Relawan, Political Appointee,
dan Sistem Presidensial yang Efektif
Ahmad Qisai ; Dosen Program Pascasarjana Universitas
Paramadina
|
KORAN
SINDO, 07 Oktober 2015
Salah satu
faktor kunci kemenangan Jokowi dalam Pemilihan Umum Presiden 2014 adalah ada
jejaring kuat dan kerja keras para relawan di tengah keengganan partai
pengusung Jokowi untuk bekerja keras dan memastikan kemenangan Jokowi
(Mietzner, 2015).
Mereka kebanyakan
adalah kalangan kelas menengah yang tidak menginginkan Prabowo menang pemilu
presiden dan merasa bahwa Jokowi lebih cocok untuk memimpin keberlanjutan
proses konsolidasi demokrasi di Indonesia dan sistem presidensialisme yang
efektif.
Kerja keras
para relawan ini hampir-hampir bisa dikategorikan sebagai gerakan akar rumput
yang bergerak untuk memastikan terjadi perubahan yang lebih baik di dalam
masyarakat tanpa harus menggantikan tatanan yang sudah ada.
Koridor
demokrasi dan upaya konsolidasi demokrasi di Indonesia yang ditandai oleh
sistem presidensialisme yang efektif menjadi jalur utama pencapaian perubahan
ini. Pascakemenangan Jokowi, banyak relawan yang kemudian mendapatkan
posisi-posisi politis- strategis di dalam pemerintahan maupun kursi empuk
komisaris di badan usaha milik negara (BUMN).
Sebagai
contoh, nama-nama seperti Andi Widjojanto, Andrinof Chaniago, Refly Harun,
dan Fadjroel Rahman mengisi jabatan-jabatan politis-strategis seperti kursi
menteri dan kursi komisaris di BUMN. Andi Widjojanto dan Andrinof Chaniago
mengecap kursi menteri kabinet sebelum akhirnya tergusur dalam reshuffle
jilid satu kabinet Jokowi.
Refly Harun
yang dikenal sebagai pengamat tata negara saat ini menikmati kursi empuk
seorang komisaris di salah satu BUMN. Demikian juga Fadjroel Rahman.
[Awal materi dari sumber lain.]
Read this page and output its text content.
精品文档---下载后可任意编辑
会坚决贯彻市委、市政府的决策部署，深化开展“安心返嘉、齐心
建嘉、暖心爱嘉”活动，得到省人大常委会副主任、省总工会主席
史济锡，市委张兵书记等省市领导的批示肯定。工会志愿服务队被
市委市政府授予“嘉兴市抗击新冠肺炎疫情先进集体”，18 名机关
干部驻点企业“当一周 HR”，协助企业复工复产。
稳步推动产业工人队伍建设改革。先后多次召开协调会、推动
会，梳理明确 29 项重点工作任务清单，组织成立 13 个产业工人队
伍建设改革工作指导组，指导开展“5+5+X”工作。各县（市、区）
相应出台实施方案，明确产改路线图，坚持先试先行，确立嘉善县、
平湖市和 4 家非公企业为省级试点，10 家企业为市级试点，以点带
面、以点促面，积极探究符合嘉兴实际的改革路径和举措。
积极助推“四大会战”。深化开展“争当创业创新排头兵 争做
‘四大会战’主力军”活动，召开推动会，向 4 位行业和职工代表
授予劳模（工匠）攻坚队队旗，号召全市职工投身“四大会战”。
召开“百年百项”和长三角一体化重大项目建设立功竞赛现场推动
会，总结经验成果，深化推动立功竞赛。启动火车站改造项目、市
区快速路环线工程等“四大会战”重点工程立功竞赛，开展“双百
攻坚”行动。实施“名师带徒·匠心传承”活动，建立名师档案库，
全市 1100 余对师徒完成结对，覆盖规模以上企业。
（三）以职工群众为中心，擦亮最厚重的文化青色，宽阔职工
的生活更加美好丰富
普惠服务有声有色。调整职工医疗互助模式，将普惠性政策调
Secara
latar belakang pendidikan dan keilmuan, Andi dan Andrinof mungkin layak untuk
mengisi kursi menteri kabinet, sebagai Menteri Sekretaris Kabinet dan Menteri
Bappenas.
Dua orang ini,
sebagaimana juga Teten Masduki dan relawan yang lain, dikenal terlibat aktif
dalam perumusan Nawacita sebagai janji politik Jokowi dalam kampanye pemilu
presiden. Wajar bila kemudian mereka ditunjuk untuk mengawal implementasi
Nawacita. Bagaimana dengan relevansi Refly Harun dan Fadjroel Rahman sebagai
komisaris di dalam BUMN?
Political Appointee
Adalah bijak
di dalam sebuah sistem pemerintahan presidensial bila posisi-posisi politis-strategis
diisi oleh orang-orang berkompeten di bidangnya dan pengisiannya dilakukan
melalui penunjukan langsung oleh presiden sebagai strategi pelaksanaan
pemerintahan presidensial yang efektif.
Mereka adalah
political appointee yang diangkat untuk memastikan terlaksananya program-program
yang dijanjikan dan dikampanyekan kepada para pemilih. Para political appointee ini biasanya
adalah orang-orang yang terlibat intensif dalam masa kampanye pemilu dan
menjadi bagian dari tim perumus program pemenangan presiden berdasarkan
kepakaran di bidangnya masing-masing.
Penunjukan dan
pengangkatan mereka untuk menduduki jabatan politis-strategis seperti
menteri, wakil menteri, duta besar, atau posisi politis-strategis lainnya di
dalam pemerintahan adalah sebuah kewajaran. Selain sebagai pemberian hadiah
berbasis kelayakan (merit-based reward)
yang diatur secara resmi di dalam aturan perundangan, keberadaan political appointee ini untuk
memastikan kesinambungan antara program kampanye dan perumusan dan
pelaksanaan program pemerintah pemenang pemilu.
Di Amerika
Serikat sebagai kiblat sistem pemerintahan presidensial yang efektif, political appointee adalah lumrah.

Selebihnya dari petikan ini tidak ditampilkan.